A decisão foi comemorada pela Associação Comercial da Bahia (ACB), que vê na medida uma forma de trazer mais segurança jurídica para o crescimento das cidades. Para a entidade, o entendimento da PGR reconhece que a realidade das áreas urbanas é diferente das zonas rurais e exige regras específicas.
Com essa lei, as prefeituras ganham o poder de estabelecer faixas de preservação conforme as particularidades locais, desde que respeitem planos urbanísticos e não autorizem construções em áreas de risco. Isso evita que regras rígidas do Código Florestal travem o desenvolvimento de regiões que já estão consolidadas.
A presidente da ACB, Isabela Suarez, destacou que o posicionamento reforça a importância de políticas públicas que considerem o território local.

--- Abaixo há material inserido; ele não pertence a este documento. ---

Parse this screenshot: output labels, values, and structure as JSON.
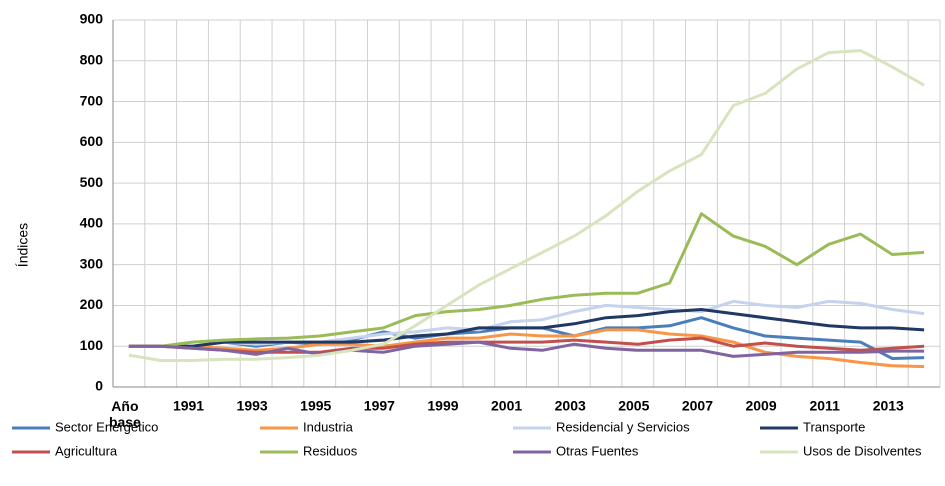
{
  "chart_data": {
    "type": "line",
    "y_label": "Índices",
    "categories": [
      "Año base",
      null,
      "1991",
      null,
      "1993",
      null,
      "1995",
      null,
      "1997",
      null,
      "1999",
      null,
      "2001",
      null,
      "2003",
      null,
      "2005",
      null,
      "2007",
      null,
      "2009",
      null,
      "2011",
      null,
      "2013",
      null
    ],
    "ylim": [
      0,
      900
    ],
    "yticks": [
      0,
      100,
      200,
      300,
      400,
      500,
      600,
      700,
      800,
      900
    ],
    "grid": true,
    "series": [
      {
        "name": "Sector Energético",
        "color": "#4a7ebb",
        "values": [
          100,
          100,
          100,
          110,
          100,
          110,
          105,
          115,
          135,
          120,
          130,
          135,
          145,
          145,
          125,
          145,
          145,
          150,
          170,
          145,
          125,
          120,
          115,
          110,
          70,
          72
        ]
      },
      {
        "name": "Industria",
        "color": "#f79646",
        "values": [
          100,
          100,
          100,
          95,
          90,
          95,
          105,
          105,
          100,
          110,
          120,
          120,
          130,
          125,
          125,
          140,
          140,
          130,
          125,
          110,
          85,
          75,
          70,
          60,
          52,
          50
        ]
      },
      {
        "name": "Residencial y Servicios",
        "color": "#c5d3ee",
        "values": [
          100,
          100,
          100,
          110,
          105,
          110,
          110,
          120,
          130,
          135,
          145,
          140,
          160,
          165,
          185,
          200,
          195,
          190,
          185,
          210,
          200,
          195,
          210,
          205,
          190,
          180
        ]
      },
      {
        "name": "Transporte",
        "color": "#1f3864",
        "values": [
          100,
          100,
          100,
          110,
          110,
          110,
          110,
          110,
          115,
          125,
          130,
          145,
          145,
          145,
          155,
          170,
          175,
          185,
          190,
          180,
          170,
          160,
          150,
          145,
          145,
          140
        ]
      },
      {
        "name": "Agricultura",
        "color": "#c0504d",
        "values": [
          100,
          100,
          95,
          90,
          85,
          85,
          85,
          95,
          95,
          105,
          110,
          110,
          110,
          110,
          115,
          110,
          105,
          115,
          120,
          100,
          108,
          100,
          95,
          90,
          95,
          100
        ]
      },
      {
        "name": "Residuos",
        "color": "#9bbb59",
        "values": [
          100,
          100,
          110,
          115,
          118,
          120,
          125,
          135,
          145,
          175,
          185,
          190,
          200,
          215,
          225,
          230,
          230,
          255,
          425,
          370,
          345,
          300,
          350,
          375,
          325,
          330
        ]
      },
      {
        "name": "Otras Fuentes",
        "color": "#8064a2",
        "values": [
          100,
          100,
          95,
          90,
          80,
          95,
          80,
          90,
          85,
          100,
          105,
          110,
          95,
          90,
          105,
          95,
          90,
          90,
          90,
          75,
          80,
          85,
          85,
          85,
          88,
          88
        ]
      },
      {
        "name": "Usos de Disolventes",
        "color": "#d7e4bd",
        "values": [
          78,
          65,
          65,
          68,
          68,
          72,
          78,
          90,
          105,
          150,
          200,
          250,
          290,
          330,
          370,
          420,
          480,
          530,
          570,
          690,
          720,
          780,
          820,
          825,
          785,
          740
        ]
      }
    ]
  }
}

Segundo ela, a medida ajuda a equilibrar a proteção do meio ambiente com a necessidade de inclusão social e planejamento urbano eficiente.
O vice-presidente de Sustentabilidade da ACB, Georges Humbert, lembrou que muitas cidades já tentavam aplicar regras próprias devido às suas necessidades geográficas. Agora, com o apoio da PGR no Supremo Tribunal Federal (STF), a tendência é que o desenvolvimento dessas áreas ocorra com menos conflitos na Justiça.